How much do I trust myself? Not an easy answer, it turns out. Guess I need some tangible testing. I need a trust jar for myself. Yup, I’m starting one.
I’m going to be mindful of:
How much trust have I already accrued?
I have a feeling I have more trust in the tank than I’m letting on to myself. Over the years, I’m both a calculated risk taker and an occasional “Are you with me Thelma?!” pedal to the floor risk taker. I’ve proven to myself that I am resilient when many of those risks crashed and burned I bounced back. (Okay, some were more of a crawl or “Can somebody give me a hand?” back to standing, but I eventually got there.)
How much do I truly bank on?
Now this is the kicker. I may have oodles of trust sitting in there racking up interest, but not act like a trust-millionaire. Why? Because trust is connected to risk. If I am facing a risk, it’s easier to say “uh, no” when there’s not much trust in the bank. And risk is venturing into unknown territory. And… wait for it… unknown territory means expanding myself. AHHHHHH!
So, acting like I don’t trust myself is essentially saying “I’m not ready to expand. I like this little cage with the partially obstructed view of a beautiful horizon, thank you.”
I’ve caught myself saying, “Honey, don’t leave that piece of pizza on the counter. I don’t trust myself to not finish it off.” 1. I don’t trust myself?! 2. It’s just a slice, you may say, but to this emotional eater who’s really wants to stay vegan, cheese is crack. Crack, I say! 3. I don’t trust myself?! (I still can’t believe I say that phrase… And often.)
How do I know when I’m denying that trust?
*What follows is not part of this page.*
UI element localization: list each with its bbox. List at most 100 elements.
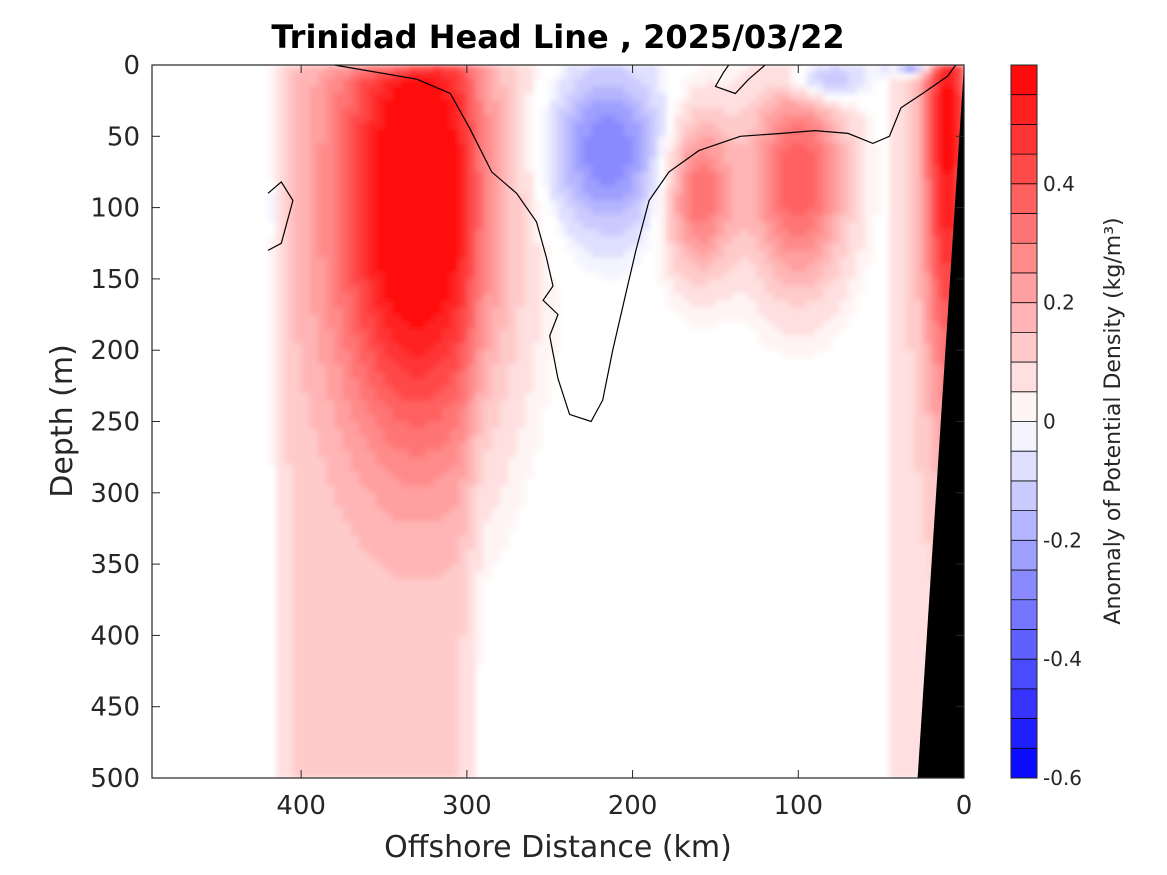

I was asking myself that question when, in another world a.k.a. My secret—shhhhh! —Facebook group “The Revolution is YOU”, a fellow rebel posted this great quote by Louis E. Catron from Playwriting: Writing, Producing, and Selling Your Play:
“The self-censor unit can become a major contributor to what is often called ‘writer’s block.’ If the self-censor is allowed to dominate, the thing can freeze the creative process. Every idea is given critical scrutiny and the slightest flaw calls for rejection of the whole. […] All laughter is gone. Instead of rejoicing that a new idea has come to the conscious mind, the self-censor will be dismayed that the idea is not perfect the moment it is born.”
Bingo! Lack of joy and humor is my indicator. Taking things too seriously. That’s the denial emotion. Denial of personal trust. Denial of risk taking expansion.
How do I gain trust in myself?
Look above, play more, Jess! Be joyful in the insanity that is life. And be a more dutiful accountant. I need to daily—even hourly—observe and anchor those moments of proven personal, inner trust.
Who else is in? Who’s going to question their assumptions on trust?
Hands up. Jars out. Fill ‘em up!
Then let the self-expanding risk taking start because you’ll be fully backed with all that personal trust.